Ligne éditoriale du « Progrès de Saint-Ouen »

S’inspirant du journal local progressiste qu’a été « Le Réveil-93 Hebdo », » Le progrès de Saint-Ouen » doit développer une ligne éditoriale claire, avec sa marque de fabrique identifiable.

Il s’agira de traiter des sujets qui retracent des actions et des luttes au plan local. Le journal doit être un porte-voix, en quelque sorte, des acteurs locaux qui se mobilisent (la présence des habitants au tribunal administratif devient un évènement dans nos colonnes ; les salariés de pro-impec retrouvent avec fierté un moment fort de leur lutte, etc….). Le journal de St-Ouen et Le Parisien ont traité ces sujets, mais notre plus-value est indiscutable et bien perçue. Il s’agit de continuer dans cette voie.

Les grands enjeux de Saint-Ouen nous intéressent. Ils doivent être traités avec objectivité, souligner les problématiques en apportant quelques éclairages. L’article sur le futur parc des docks illustre cette démarche. La page consacrée à l’usine du Syctom est un évènement, compte tenu du nombre d’infos nouvelles qu’elle contient. Le Grand Paris, la ligne 13 et le logement social, doivent être aussi des thèmes à traiter régulièrement.

Les contributions sont bien sûr à rechercher. Celle du rédacteur en chef de « Planète Paix » crédibilise le journal. Nous avons à Saint-Ouen des compétences qui doivent trouver leur place dans le journal.

Les prochains numéros vont permettre d’approfondir notre travail. Réalisation de portraits d’acteurs locaux très engagés dans le mouvement social, par exemple. Ou encore, un reportage sur telle ou telle association, pour l’intérêt qu’elle représente et aussi pour élargir notre lectorat.

Plus d’infos aussi émanant de l’actualité et des quartiers. Plus de brèves, mais pas un condensé de brèves. Nous ne sommes pas un journal électronique où les infos défilent. C’est d’abord sur le contenu que nous marquerons notre différence. Annoncer des initiatives, en rendre compte systématiquement, comme cela se faisait avec le « Réveil » est impensable. De plus, le format A4 sur 4 colonnes laisse peu de possibilités pour développer les infos brèves.

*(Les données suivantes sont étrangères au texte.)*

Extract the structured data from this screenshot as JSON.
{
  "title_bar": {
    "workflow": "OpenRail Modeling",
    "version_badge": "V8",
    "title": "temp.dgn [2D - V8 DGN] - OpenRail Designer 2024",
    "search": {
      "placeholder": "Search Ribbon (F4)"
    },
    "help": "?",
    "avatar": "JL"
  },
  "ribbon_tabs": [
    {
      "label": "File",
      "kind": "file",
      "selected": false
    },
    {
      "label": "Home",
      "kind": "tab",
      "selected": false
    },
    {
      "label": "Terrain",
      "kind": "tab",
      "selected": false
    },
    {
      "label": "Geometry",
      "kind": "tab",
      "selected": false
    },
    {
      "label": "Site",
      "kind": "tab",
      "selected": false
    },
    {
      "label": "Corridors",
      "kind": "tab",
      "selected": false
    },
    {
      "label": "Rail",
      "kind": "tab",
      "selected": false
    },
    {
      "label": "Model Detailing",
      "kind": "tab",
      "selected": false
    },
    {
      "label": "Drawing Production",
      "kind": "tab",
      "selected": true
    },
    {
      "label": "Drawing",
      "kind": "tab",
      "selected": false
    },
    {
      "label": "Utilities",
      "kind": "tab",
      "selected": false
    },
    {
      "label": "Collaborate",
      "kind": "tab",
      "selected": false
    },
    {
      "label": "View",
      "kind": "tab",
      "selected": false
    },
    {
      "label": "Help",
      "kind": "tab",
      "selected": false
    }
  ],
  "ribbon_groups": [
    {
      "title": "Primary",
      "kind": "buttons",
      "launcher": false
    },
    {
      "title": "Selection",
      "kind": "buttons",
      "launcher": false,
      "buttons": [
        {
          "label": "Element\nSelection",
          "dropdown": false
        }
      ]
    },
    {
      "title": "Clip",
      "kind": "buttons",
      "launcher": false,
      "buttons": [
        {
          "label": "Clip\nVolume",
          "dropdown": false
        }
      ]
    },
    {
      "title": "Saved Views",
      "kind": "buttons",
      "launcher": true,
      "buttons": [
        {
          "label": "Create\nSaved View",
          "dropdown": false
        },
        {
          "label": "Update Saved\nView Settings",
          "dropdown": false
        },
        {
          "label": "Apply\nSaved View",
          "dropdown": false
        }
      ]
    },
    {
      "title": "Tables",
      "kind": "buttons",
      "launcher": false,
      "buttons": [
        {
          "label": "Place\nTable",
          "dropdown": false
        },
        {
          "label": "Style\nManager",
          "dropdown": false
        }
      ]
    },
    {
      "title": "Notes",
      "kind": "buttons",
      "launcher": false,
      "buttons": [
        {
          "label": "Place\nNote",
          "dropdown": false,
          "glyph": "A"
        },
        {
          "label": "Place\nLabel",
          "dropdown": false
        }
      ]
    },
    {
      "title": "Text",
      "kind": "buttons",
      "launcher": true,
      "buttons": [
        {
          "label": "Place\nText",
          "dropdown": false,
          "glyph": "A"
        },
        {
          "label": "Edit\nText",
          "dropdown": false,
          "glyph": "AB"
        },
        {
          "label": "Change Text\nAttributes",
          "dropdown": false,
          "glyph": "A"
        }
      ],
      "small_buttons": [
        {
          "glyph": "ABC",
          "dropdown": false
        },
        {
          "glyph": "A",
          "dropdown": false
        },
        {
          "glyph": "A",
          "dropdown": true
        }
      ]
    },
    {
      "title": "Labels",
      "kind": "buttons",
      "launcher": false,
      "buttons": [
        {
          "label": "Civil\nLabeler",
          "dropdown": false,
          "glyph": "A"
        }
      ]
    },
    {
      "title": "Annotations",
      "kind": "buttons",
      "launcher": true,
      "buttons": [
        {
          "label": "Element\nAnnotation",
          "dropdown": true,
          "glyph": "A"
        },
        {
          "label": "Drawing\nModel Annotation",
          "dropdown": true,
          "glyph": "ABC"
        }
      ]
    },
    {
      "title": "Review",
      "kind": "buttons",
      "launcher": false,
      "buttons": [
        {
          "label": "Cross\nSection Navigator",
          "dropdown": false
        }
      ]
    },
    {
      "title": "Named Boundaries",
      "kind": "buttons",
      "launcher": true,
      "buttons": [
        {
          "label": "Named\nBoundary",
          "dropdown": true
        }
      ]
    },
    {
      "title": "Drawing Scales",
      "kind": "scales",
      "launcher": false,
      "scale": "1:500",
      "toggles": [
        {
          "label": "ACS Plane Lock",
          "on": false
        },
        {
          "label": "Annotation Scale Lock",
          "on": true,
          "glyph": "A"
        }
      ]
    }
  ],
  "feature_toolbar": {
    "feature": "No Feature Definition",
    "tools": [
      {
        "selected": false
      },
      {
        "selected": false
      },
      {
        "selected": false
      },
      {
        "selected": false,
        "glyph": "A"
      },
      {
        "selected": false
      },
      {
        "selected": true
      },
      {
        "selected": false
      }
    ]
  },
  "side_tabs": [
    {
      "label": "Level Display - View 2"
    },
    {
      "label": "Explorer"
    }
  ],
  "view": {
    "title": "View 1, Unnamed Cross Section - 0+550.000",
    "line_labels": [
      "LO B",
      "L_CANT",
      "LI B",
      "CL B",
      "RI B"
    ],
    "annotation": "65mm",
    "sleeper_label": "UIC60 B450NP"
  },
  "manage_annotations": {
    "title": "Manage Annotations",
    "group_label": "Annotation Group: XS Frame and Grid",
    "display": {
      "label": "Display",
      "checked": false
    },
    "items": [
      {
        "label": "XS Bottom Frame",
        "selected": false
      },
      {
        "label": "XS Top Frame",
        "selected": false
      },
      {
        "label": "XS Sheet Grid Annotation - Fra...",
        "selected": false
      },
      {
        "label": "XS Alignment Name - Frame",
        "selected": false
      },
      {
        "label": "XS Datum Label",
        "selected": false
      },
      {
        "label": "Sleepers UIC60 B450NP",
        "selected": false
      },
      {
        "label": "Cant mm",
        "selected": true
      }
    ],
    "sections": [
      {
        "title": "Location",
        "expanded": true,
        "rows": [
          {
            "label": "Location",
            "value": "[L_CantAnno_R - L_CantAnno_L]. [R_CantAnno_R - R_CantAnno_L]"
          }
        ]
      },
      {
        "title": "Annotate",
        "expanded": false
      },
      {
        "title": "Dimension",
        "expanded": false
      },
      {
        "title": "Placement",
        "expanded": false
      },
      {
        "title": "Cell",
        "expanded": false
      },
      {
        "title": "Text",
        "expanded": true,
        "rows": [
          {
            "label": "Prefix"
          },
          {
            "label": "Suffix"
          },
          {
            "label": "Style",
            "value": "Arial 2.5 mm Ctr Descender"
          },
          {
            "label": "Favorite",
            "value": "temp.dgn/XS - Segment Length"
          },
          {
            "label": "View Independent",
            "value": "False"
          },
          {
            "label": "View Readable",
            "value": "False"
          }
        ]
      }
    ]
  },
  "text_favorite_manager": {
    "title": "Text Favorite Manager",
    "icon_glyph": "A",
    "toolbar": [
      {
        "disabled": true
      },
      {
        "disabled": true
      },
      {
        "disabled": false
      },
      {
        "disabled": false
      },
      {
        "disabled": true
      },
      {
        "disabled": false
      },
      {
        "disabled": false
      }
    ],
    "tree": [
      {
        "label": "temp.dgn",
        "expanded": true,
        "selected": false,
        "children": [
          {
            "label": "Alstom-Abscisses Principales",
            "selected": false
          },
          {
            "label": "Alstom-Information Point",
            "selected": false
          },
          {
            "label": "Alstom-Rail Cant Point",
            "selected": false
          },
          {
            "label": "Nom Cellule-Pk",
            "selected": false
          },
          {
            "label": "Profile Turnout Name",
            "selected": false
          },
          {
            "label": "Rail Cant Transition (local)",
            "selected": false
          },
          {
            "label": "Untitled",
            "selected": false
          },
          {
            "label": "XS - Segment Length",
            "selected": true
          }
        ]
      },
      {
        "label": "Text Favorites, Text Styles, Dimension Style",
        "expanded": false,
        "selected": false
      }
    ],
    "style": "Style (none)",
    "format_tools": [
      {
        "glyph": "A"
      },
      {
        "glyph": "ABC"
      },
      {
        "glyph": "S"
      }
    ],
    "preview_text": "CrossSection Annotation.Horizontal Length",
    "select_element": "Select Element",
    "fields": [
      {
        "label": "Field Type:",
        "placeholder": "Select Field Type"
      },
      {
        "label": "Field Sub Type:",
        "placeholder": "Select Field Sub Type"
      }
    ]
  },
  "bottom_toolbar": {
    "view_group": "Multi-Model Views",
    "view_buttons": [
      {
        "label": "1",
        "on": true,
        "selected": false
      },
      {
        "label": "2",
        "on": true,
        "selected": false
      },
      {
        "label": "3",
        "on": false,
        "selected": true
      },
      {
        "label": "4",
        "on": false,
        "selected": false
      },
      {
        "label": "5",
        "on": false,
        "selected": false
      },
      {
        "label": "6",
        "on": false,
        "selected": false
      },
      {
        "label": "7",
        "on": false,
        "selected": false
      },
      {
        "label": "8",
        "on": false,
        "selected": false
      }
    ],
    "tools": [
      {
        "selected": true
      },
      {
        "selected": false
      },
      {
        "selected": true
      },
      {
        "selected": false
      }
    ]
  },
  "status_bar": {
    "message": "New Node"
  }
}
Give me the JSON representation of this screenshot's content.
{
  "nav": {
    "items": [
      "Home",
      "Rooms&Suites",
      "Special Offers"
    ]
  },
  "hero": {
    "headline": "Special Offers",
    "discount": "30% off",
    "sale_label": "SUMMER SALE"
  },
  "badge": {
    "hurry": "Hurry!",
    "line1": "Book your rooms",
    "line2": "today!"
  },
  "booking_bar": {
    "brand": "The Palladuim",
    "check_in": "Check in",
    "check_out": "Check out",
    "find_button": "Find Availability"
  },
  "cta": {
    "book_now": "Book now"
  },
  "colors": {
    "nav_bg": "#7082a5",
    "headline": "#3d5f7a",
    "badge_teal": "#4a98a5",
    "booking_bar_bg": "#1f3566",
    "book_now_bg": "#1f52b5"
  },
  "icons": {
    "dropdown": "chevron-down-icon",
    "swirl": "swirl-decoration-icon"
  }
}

La question des débats qui agitent la ville ou le conseil municipal est une question sensible. Pas évident à traiter. Même chose pour les sujets de société pas nécessairement locaux. Le créneau, plus politique, existe. Ce n’est pas forcément celui du journal, même si nous n’hésiterons pas à intervenir dans certains cas, car nous ne sommes pas neutres. Quoi qu’il arrive, nous devons rester fidèles à notre ligne éditoriale. Les deux premiers éditos ne donnent pas le « la » du numéro, mais donnent des infos sur le journal. C’est mieux comme cela. Nos écrits doivent être positifs, informatifs et clairs sur les objectifs. Ce sera le gage de notre succès auprès des lecteurs attachés aux valeurs de gauche et à leur ville.

La qualité des articles doit être une préoccupation constante. Le responsable éditorial intervient pour aider le rédacteur d’un article, lorsque cela est nécessaire. A la fois rédacteur en chef et secrétaire de rédaction, il veille à la cohérence et à l’équilibre des numéros et au respect de la ligne éditoriale. C’est la règle du jeu, comme dans tout journal. L’expérience du numéro un est un puissant encouragement de ce point de vue.

L’expérience du numéro 1, confirmée par le numéro 2, nous encourage à poursuivre dans cette voie. Finalement l’équilibre éditorial du journal a été rapidement trouvé. Des articles qui donnent à voir, un éclairage spécifique avec un certain recul par rapport à l’actualité, l’accent mis sur les contenus, des sujets non-traités ailleurs aussi, une maquette et des illustrations qui permettent « d’entrer » facilement dans le journal ; tous ces éléments contribuent au sérieux des choix rédactionnels et à la crédibilité d’un produit qui est plus qu’une « feuille de choux », ou un journal vécu comme partisan ou institutionnel (ce qui aurait pu être son destin). L’accueil réservé par nos publics-cibles est excellent. Nous avons comblé une demande, un vide que nous avons ressenti cruellement ces dernières années. « Le Progrès de Saint-Ouen » va s’inscrire dans le paysage médiatique local, c’est maintenant notre conviction.

Texte présenté lors de l’assemblée constitutive de l’association du « Progrès de Saint-Ouen », le 19 novembre 2010.